Anonym unterwegs im World Wide Web
CreepPhilipp Winklers dritter Roman „CREEP“ begleitet zwei junge Menschen, die sich mehr in ihrer digitalen Welt zuhause fühlen denn im normalen Leben.
Fanny arbeitet bei BELL in der Entwicklungsabteilung, ...
Philipp Winklers dritter Roman „CREEP“ begleitet zwei junge Menschen, die sich mehr in ihrer digitalen Welt zuhause fühlen denn im normalen Leben.
Fanny arbeitet bei BELL in der Entwicklungsabteilung, deren Überwachungskameras vermeintlichen Schutz vor Einbrechern und dgl. versprechen. Dafür bleibt die Privatsphäre auf der Strecke. Während Fanny in Deutschland Leute in ihrem Zuhause beobachtet, aus der Ferne an deren Leben teilnimmt, kapselt sich Junya im fernen Japan von der Außenwelt ab, schleicht sich dann aber nachts in böser Absicht in fremde Wohnungen. Auch er lebt im Netz, das Darknet ist ihm sehr vertraut.

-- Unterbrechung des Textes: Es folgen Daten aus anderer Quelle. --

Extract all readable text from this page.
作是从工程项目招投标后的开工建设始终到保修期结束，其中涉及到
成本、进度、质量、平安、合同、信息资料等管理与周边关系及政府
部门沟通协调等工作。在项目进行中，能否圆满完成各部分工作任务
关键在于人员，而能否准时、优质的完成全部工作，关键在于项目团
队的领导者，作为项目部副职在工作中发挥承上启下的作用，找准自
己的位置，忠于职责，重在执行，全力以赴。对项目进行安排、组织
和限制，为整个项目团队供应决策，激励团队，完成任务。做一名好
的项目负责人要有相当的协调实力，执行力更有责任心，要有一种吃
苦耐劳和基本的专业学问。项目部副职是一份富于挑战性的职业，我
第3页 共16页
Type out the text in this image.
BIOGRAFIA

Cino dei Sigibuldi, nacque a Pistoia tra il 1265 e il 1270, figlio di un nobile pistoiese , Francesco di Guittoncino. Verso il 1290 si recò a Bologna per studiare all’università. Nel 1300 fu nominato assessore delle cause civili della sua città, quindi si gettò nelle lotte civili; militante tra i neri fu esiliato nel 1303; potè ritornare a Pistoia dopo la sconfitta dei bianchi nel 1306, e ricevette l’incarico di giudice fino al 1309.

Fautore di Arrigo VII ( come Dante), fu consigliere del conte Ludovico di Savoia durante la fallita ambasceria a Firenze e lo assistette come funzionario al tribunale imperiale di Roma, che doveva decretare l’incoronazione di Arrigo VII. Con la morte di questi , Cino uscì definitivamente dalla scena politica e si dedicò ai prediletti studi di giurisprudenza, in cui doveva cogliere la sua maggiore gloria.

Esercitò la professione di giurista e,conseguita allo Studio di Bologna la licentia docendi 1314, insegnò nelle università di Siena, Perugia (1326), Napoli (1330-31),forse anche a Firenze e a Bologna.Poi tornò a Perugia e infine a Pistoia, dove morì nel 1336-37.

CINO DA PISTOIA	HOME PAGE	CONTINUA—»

Das World Wide Web ist allgegenwärtig, wir geben sehr viel Privates preis ohne darüber nachzudenken, dass es da draußen, in dieser wundervollen vernetzten Welt, sehr viel Düsternis gibt. Das moderne Kommunikationsmittel verbindet, setzt aber gleichzeitig zerstörerische Kräfte frei. Wollen wir wirklich ob der vermeintlichen Sicherheit die Totalüberwachung? Big Brother (und nicht nur er) is watching you.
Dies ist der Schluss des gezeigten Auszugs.